Angin reformasi dan rekonsiliasi ini dimanfaatkan oleh tokoh-tokoh Muslim Hui untuk membangun kembali Masjid Raya Shadian yang lebih besar. Tokoh utama di balik pembangunan baru masjid ini adalah Ma Xirong, seorang pemimpin Muslim Hui yang sangat berpengaruh di Shadian dan Yunnan umumnya. Setelah masa Revolusi Kebudayaan berakhir, Ma Xirong adalah salah satu tokoh pertama yang mengajukan permohonan kepada pemerintah di Beijing untuk membangun kembali masjid-masjid yang dihancurkan di Shadian. Ia sekaligus menjadi ketua panitia pembangunan Masjid Raya Shadian yang baru.
Bersama tokoh-tokoh lokal lainnya, ia memimpin penggalangan dana dari umat Islam lokal, diaspora Hui, dan bahkan dari luar negeri. Masjid baru ini menelan dana pembangunan sekitar 130 juta yuan atau sekitar 20 juta dolar Amerika kurs waktu itu. Sebagian besar, lebih 90 persen, berasal dari para pengusaha Muslim dan komunitas Hui sendiri. Konon, donatur terbesar adalah seorang pengusaha pabrik logam, Hajji Wang, yang disebut menyumbang sekitar 100 juta yuan atau sekitar 15 juta dolar Amerika.

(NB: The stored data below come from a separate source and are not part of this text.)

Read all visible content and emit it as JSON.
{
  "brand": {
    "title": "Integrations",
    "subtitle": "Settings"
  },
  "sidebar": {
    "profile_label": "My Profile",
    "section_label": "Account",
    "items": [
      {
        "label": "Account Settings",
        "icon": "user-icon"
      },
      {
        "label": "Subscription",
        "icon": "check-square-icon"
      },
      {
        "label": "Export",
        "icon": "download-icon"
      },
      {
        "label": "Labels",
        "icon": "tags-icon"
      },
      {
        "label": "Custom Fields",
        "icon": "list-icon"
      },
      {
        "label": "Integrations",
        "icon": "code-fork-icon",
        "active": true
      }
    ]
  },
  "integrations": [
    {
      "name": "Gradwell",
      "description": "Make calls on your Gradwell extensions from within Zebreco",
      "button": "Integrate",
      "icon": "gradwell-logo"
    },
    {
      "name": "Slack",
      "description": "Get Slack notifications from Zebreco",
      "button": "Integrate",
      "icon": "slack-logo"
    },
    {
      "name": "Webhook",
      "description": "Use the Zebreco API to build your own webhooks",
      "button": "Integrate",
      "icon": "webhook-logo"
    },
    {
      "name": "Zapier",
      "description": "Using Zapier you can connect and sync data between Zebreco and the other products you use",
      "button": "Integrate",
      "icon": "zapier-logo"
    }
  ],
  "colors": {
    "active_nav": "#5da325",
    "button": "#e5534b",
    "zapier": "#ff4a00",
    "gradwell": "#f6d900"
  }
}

Pada tahun 2010 wujudlah bangunan baru Masjid Raya Shadian dengan total luas lantai banunan 13.000 meter di atas lahan 2,1 hektar di pusat Kota Shadian. Masjid baru berarsitektur mirip Masjid Nabawi Madinah, dengan kubah hijau besar serta empat menara tinggi menjulang, tercatat sebagai masjid terbesar di seluruh Tiongkok. berkapasitas 10.000 jamaah untuk shalat Jumat, dan bisa menampung 20.000 jemaah termasuk di halaman ketika shalat Idul Fitri dan perayaan hari besar Islam.

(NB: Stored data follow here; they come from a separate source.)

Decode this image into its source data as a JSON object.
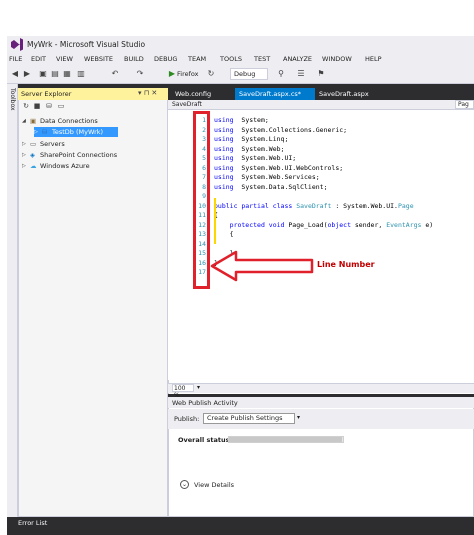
{
  "window": {
    "title": "MyWrk - Microsoft Visual Studio"
  },
  "menu": [
    "FILE",
    "EDIT",
    "VIEW",
    "WEBSITE",
    "BUILD",
    "DEBUG",
    "TEAM",
    "TOOLS",
    "TEST",
    "ANALYZE",
    "WINDOW",
    "HELP"
  ],
  "toolbar": {
    "browser": "Firefox",
    "config": "Debug"
  },
  "toolbox": {
    "label": "Toolbox"
  },
  "server_explorer": {
    "title": "Server Explorer",
    "pin": "▾ ⊓ ✕",
    "tree": [
      {
        "label": "Data Connections",
        "depth": 0,
        "expanded": true
      },
      {
        "label": "TestDb (MyWrk)",
        "depth": 1,
        "selected": true
      },
      {
        "label": "Servers",
        "depth": 0
      },
      {
        "label": "SharePoint Connections",
        "depth": 0
      },
      {
        "label": "Windows Azure",
        "depth": 0
      }
    ]
  },
  "tabs": [
    {
      "label": "Web.config"
    },
    {
      "label": "SaveDraft.aspx.cs*"
    },
    {
      "label": "SaveDraft.aspx"
    }
  ],
  "editor": {
    "nav_left": "SaveDraft",
    "nav_right": "Pag",
    "lines": [
      "1",
      "2",
      "3",
      "4",
      "5",
      "6",
      "7",
      "8",
      "9",
      "10",
      "11",
      "12",
      "13",
      "14",
      "15",
      "16",
      "17"
    ],
    "code": [
      [
        [
          "kw",
          "using"
        ],
        [
          "",
          "  System;"
        ]
      ],
      [
        [
          "kw",
          "using"
        ],
        [
          "",
          "  System.Collections.Generic;"
        ]
      ],
      [
        [
          "kw",
          "using"
        ],
        [
          "",
          "  System.Linq;"
        ]
      ],
      [
        [
          "kw",
          "using"
        ],
        [
          "",
          "  System.Web;"
        ]
      ],
      [
        [
          "kw",
          "using"
        ],
        [
          "",
          "  System.Web.UI;"
        ]
      ],
      [
        [
          "kw",
          "using"
        ],
        [
          "",
          "  System.Web.UI.WebControls;"
        ]
      ],
      [
        [
          "kw",
          "using"
        ],
        [
          "",
          "  System.Web.Services;"
        ]
      ],
      [
        [
          "kw",
          "using"
        ],
        [
          "",
          "  System.Data.SqlClient;"
        ]
      ],
      [],
      [
        [
          "kw",
          "public partial class"
        ],
        [
          "",
          " "
        ],
        [
          "ty",
          "SaveDraft"
        ],
        [
          "",
          " : System.Web.UI."
        ],
        [
          "ty",
          "Page"
        ]
      ],
      [
        [
          "",
          "{"
        ]
      ],
      [
        [
          "",
          "    "
        ],
        [
          "kw",
          "protected void"
        ],
        [
          "",
          " Page_Load("
        ],
        [
          "kw",
          "object"
        ],
        [
          "",
          " sender, "
        ],
        [
          "ty",
          "EventArgs"
        ],
        [
          "",
          " e)"
        ]
      ],
      [
        [
          "",
          "    {"
        ]
      ],
      [],
      [
        [
          "",
          "    }"
        ]
      ],
      [
        [
          "",
          "}"
        ]
      ],
      []
    ],
    "annotation": "Line Number",
    "zoom": "100 %"
  },
  "publish": {
    "title": "Web Publish Activity",
    "publish_label": "Publish:",
    "profile": "Create Publish Settings",
    "overall_status": "Overall status",
    "progress": 0.99,
    "view_details": "View Details"
  },
  "bottom": {
    "error_list": "Error List"
  },
  "colors": {
    "accent": "#68217a",
    "marker": "#e0202a",
    "selected": "#3399ff"
  }
}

Antara 2022–2024, masjid tersebut direnovasi ulang sebagai bagian dari kebijakan “sinicization of Islam” (penyesuaian arsitektur Islam dengan budaya Tiongkok), yang mencakup penggantian kubah dan menara Arab dengan atap ala pagoda dan menara ala Tiongkok. Konon biaya renovasi ulang tersebut 21 juta dolar Amerika, lebih besar dari biaya pembangunan baru sebelumnya. Untunglah sebagian besar biaya “sinisisasi” ini ditanggung pemerintah provinsi dan pusat Tiongkok. Namun kontribusi komunitas Muslim Hui tetap signifikan.
Kehadiran Masjid Raya Shadian sebagai masjid terbesar di Tiongkok, mengukuhkan julukan kota tersebut sebagai Little Mecca of China, pusat spiritual dan kebudayaan Islam di Yunnan dan Tiongkok. Menurut informasi dari petugas masjid yang kami temui, ada sekitar 30 orang pegawai yang mengurus operasional sehari-hari. Seluruh biaya operasional dan kegiatan masjid itu ditanggung oleh para donatur, yaitu para pengusaha Muslim Shadian dan sekitarnya.

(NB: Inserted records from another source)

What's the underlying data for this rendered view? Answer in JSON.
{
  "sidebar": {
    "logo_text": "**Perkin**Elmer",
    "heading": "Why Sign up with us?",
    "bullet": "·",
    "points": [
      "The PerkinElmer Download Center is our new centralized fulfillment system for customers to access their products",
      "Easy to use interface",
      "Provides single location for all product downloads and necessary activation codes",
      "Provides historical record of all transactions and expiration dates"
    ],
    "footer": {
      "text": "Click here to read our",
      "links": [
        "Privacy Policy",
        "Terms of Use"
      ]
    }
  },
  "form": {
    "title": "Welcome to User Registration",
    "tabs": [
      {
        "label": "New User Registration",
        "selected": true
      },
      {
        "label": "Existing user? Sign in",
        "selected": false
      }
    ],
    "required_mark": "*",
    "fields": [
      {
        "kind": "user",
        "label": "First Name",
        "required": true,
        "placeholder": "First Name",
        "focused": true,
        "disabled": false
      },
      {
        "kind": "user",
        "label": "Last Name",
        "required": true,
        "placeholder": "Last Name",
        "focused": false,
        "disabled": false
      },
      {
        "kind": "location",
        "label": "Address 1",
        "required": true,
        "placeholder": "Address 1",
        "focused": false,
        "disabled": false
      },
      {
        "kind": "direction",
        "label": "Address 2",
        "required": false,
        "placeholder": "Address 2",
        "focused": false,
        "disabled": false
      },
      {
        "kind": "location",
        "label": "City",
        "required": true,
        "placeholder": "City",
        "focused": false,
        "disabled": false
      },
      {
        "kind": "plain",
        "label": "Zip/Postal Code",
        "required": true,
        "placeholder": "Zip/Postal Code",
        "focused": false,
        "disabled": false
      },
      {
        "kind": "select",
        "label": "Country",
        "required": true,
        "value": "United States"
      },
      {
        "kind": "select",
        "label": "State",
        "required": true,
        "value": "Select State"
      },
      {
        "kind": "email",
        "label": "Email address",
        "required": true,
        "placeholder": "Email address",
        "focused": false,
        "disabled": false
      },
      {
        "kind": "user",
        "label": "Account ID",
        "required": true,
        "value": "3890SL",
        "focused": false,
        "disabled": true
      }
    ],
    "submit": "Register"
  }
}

Kami berada di Masjid Raya Shadian sekitar 2 jam lebih. Utamanya untuk shalat Zuhur dan Ashar dijamak taqdim qashar dengan imam Prof. Musliar Kasim. Setelah itu meninjau dan berkeliling ke ruang-ruangan yang ada serta pekarangan dan lanskap masjid yang asri. Sayang kami tak sempat menikmati jadwal salat di masjid tersebut, karena sebelum waktu Ashar pukul enam lewat kami sudah harus meninggalkan Shadian dan meneruskan perjalanan ke Bandara Changshui, Kunming, untuk kembali ke Indonesia via Kuala Lumpur dini hari Selasa 24 Juni 2025. (*)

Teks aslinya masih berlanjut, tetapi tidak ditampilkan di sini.